Importance of significant results
For researchers there is a high pressure to find significant results. Fanelli states in her article that the growing competition and “publish or perish” culture in academia might conflict with the objectivity and integrity of research. It forces scientists to produce “publishable” results. Statistical tricks make it possible to reach significance but make the published results unreliable. Why are significant results this important to researchers? Nuijten shows this through the following exaggerated but clear example:
- “You will only get published if you find a significant effect.”
- “You will only get tenure if you find a significant effect.”
- “You will only get a mortgage if you find a significant effect.”
Impact dead salmon study
In order to make this blog post a little more positive, I want to show you that the dead salmon study had great impact. In 2012 the researchers won the IG Noble prize for neuroscience, “for demonstrating that brain researchers, by using complicated instruments and simple statistics, can see meaningful brain activity anywhere – even in a dead salmon.” In their acceptance speech, they mentioned the following:
“We found that up to 40% of papers were using an incorrect statistical approach. And many other people had argued that they should be doing it correctly, but it wasn’t sticking. So we decided: can we use the tools of humor and absurdity to change a scientific field? Nay, to put a dent in the universe. And the truth is that you can. Through a dead salmon, you can get the number of people who use the incorrect statistic under 10%. So we’ve had a real impact.”
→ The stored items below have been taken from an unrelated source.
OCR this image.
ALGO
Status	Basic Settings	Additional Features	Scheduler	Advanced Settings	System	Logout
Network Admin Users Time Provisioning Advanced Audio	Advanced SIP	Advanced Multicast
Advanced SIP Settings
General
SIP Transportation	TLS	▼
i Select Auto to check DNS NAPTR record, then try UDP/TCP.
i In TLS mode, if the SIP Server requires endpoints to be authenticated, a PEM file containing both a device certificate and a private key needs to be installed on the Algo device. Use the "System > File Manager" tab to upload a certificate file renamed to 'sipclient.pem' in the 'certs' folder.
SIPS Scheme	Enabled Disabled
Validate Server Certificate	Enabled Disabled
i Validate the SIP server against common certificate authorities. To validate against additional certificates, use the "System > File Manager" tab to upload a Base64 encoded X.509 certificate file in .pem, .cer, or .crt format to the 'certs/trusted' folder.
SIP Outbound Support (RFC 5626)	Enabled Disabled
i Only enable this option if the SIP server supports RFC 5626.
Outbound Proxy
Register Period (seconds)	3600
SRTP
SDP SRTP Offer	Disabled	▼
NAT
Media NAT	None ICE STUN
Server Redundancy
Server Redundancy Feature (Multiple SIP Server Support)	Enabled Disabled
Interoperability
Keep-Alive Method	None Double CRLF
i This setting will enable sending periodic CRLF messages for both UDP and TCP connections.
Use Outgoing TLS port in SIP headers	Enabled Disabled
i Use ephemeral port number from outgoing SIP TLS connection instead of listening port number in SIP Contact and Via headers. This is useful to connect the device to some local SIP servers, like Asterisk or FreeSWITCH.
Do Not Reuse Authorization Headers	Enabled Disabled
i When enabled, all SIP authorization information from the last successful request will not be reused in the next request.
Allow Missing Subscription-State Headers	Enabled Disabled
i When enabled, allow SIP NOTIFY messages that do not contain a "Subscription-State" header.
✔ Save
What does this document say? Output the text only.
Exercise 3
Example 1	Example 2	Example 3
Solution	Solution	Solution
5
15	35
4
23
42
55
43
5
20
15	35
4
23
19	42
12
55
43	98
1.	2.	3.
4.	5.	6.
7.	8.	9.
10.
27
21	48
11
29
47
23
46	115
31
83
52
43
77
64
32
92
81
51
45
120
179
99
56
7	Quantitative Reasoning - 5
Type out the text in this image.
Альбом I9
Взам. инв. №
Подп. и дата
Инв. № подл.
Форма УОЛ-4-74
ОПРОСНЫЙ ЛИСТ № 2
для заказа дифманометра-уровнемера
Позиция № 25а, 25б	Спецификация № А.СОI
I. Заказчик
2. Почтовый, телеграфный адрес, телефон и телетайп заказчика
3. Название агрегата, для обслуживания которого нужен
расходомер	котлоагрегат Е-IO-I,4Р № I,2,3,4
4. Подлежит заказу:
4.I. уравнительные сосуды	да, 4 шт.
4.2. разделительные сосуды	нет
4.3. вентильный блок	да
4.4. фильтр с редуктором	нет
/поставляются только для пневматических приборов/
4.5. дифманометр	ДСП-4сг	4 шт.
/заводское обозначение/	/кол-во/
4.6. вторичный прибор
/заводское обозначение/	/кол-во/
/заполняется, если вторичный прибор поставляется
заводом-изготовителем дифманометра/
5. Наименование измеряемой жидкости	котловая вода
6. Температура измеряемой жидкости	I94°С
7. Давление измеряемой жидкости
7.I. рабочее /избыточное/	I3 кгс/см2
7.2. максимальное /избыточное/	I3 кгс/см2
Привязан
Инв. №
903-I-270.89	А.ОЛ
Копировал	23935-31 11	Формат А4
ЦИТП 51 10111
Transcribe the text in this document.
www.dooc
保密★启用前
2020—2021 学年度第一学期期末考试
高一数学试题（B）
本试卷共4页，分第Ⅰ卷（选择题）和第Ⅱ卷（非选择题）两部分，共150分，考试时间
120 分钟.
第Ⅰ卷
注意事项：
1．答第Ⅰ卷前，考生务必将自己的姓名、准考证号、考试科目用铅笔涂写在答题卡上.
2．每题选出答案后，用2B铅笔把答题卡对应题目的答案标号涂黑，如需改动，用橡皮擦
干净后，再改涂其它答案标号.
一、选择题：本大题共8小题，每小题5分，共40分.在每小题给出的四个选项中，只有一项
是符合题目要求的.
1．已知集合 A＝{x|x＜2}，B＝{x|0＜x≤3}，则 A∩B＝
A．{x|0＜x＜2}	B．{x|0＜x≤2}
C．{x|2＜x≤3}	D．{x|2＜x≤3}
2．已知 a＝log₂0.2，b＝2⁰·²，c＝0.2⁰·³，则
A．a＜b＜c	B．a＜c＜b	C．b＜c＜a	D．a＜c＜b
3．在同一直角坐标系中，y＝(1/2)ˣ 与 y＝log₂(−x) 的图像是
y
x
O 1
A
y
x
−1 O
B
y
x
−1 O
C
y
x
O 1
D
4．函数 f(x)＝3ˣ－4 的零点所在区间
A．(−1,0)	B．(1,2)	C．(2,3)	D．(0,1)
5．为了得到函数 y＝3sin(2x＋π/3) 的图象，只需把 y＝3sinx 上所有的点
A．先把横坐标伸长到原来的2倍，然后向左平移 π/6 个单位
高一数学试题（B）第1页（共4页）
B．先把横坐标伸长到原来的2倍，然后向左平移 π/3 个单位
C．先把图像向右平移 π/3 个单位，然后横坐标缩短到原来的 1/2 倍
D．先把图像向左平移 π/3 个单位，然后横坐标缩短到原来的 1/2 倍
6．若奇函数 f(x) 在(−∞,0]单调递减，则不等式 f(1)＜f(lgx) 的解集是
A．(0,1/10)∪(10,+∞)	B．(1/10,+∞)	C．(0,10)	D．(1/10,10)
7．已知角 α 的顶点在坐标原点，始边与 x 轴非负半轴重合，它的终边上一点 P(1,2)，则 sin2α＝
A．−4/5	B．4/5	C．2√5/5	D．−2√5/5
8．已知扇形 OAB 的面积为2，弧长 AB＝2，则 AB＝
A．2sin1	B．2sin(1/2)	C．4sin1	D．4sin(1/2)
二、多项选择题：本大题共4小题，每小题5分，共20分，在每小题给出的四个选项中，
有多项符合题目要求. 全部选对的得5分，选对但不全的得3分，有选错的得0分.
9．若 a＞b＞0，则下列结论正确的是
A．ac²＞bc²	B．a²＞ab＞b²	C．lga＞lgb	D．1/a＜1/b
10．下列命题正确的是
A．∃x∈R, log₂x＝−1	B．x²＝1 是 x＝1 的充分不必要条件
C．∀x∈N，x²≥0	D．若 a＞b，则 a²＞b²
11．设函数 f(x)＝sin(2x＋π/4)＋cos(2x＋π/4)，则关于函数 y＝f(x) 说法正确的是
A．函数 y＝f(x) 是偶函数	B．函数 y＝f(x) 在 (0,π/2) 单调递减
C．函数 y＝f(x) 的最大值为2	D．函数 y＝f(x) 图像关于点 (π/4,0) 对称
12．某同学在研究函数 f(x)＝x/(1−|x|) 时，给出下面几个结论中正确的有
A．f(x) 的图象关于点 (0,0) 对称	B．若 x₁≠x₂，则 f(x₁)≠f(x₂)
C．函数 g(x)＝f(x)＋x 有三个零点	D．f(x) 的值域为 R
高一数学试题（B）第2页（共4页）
To conclude, there are a lot of improvements possible with regard to the objectivity and integrity of research. But it is hard to reach this, because journals are unwilling to publish null results, which brings a certain pressure for scientist to find significant results. Although researchers, such as Greenwald and Walster and Cleary, provided several suggestions for both researchers and editors to change attitudes toward the null hypothesis, not much has changed and, according to Lee the publish or perish culture has increasingly caused anxiety and induced stress among scientists. In my opinion the publish or perish culture is a major threat in science and especially in the medical field. As mentioned before, there is a debate running in the fMRI field whether false positive or false negatives are more dangerous. The researchers of the dead salmon study argue that false positives are more likely to get overblown and lead to problems down the line and I agree with them. We should be really careful with medical research, in worst cases it could be about life or death.